Pernyataan tersebut disampaikan Budi pada Minggu (8/2/2026), bertepatan dengan berakhirnya rangkaian kegiatan reses Masa Persidangan I Tahun Sidang 2026. Menurutnya, reses bukan sekadar agenda formal yang dijalankan sebagai rutinitas kelembagaan, melainkan instrumen konstitusional yang memiliki peran strategis dalam menjembatani kebutuhan rakyat dengan kebijakan pemerintah daerah.
“Seluruh hasil reses anggota DPRD akan dirangkum dan menjadi bahan pembahasan dalam rapat-rapat internal, termasuk pada saat penyusunan kebijakan anggaran daerah,” ujar Budi.
Ia menjelaskan, setiap anggota DPRD memiliki kewajiban menyusun laporan hasil reses yang kemudian dibahas di tingkat komisi dan diteruskan dalam forum Badan Anggaran. Aspirasi yang dinilai prioritas dan sesuai kewenangan daerah akan diperjuangkan untuk masuk dalam perencanaan program pembangunan, baik pada APBD murni maupun perubahan tahun berjalan.
Menurut Budi, tantangan pembangunan di Kabupaten Sukabumi cukup kompleks, mulai dari infrastruktur, pendidikan, kesehatan, hingga pemberdayaan ekonomi masyarakat. Karena itu, ia menekankan pentingnya sinergi antara DPRD dan Pemerintah Kabupaten Sukabumi agar aspirasi yang disampaikan warga dapat diakomodasi secara optimal dan tepat sasaran.
“Sinergi antara DPRD dan pemerintah daerah menjadi kunci. Kami akan mengawal agar aspirasi masyarakat benar-benar diterjemahkan dalam kebijakan yang konkret,” tegasnya.
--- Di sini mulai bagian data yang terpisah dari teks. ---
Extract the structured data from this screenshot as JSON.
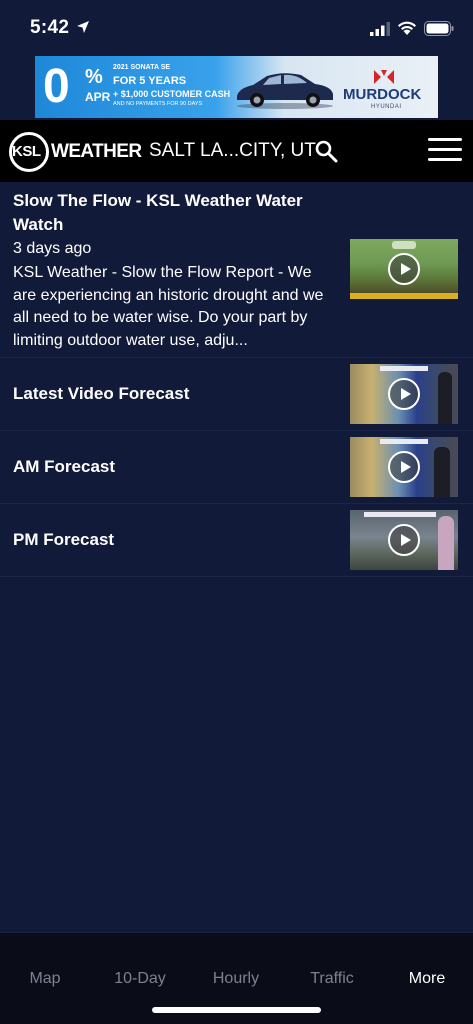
{
  "status_bar": {
    "time": "5:42",
    "icons": [
      "location-arrow-icon",
      "cellular-signal-icon",
      "wifi-icon",
      "battery-icon"
    ]
  },
  "ad": {
    "zero": "0",
    "percent": "%",
    "apr": "APR",
    "line1": "2021 SONATA SE",
    "line2": "FOR 5 YEARS",
    "line3": "+ $1,000 CUSTOMER CASH",
    "line4": "AND NO PAYMENTS FOR 90 DAYS",
    "brand": "MURDOCK",
    "brand_sub": "HYUNDAI"
  },
  "header": {
    "logo_ksl": "KSL",
    "logo_weather": "WEATHER",
    "location": "SALT LA...CITY, UT"
  },
  "items": [
    {
      "title": "Slow The Flow - KSL Weather Water Watch",
      "age": "3 days ago",
      "description": "KSL Weather - Slow the Flow Report - We are experiencing an historic drought and we all need to be water wise.  Do your part by limiting outdoor water use, adju..."
    },
    {
      "title": "Latest Video Forecast"
    },
    {
      "title": "AM Forecast"
    },
    {
      "title": "PM Forecast"
    }
  ],
  "tabs": [
    {
      "label": "Map",
      "active": false
    },
    {
      "label": "10-Day",
      "active": false
    },
    {
      "label": "Hourly",
      "active": false
    },
    {
      "label": "Traffic",
      "active": false
    },
    {
      "label": "More",
      "active": true
    }
  ],
  "colors": {
    "background": "#121a3a",
    "header": "#000000",
    "tabbar": "#0a0d17",
    "tab_inactive": "#7d8191",
    "tab_active": "#ffffff"
  }
}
Selain itu, Budi juga mengajak masyarakat untuk aktif menyampaikan usulan secara tertulis dan terstruktur, baik melalui forum reses, musrenbang, maupun mekanisme administrasi lainnya. Hal ini penting agar setiap aspirasi terdokumentasi dengan baik dalam sistem administrasi DPRD dan dapat ditindaklanjuti sesuai prosedur.
Dengan berakhirnya masa reses 8 Februari 2026, DPRD Kabupaten Sukabumi selanjutnya akan memasuki agenda pembahasan internal untuk merumuskan rekomendasi prioritas pembangunan berdasarkan aspirasi yang telah dihimpun dari seluruh daerah pemilihan.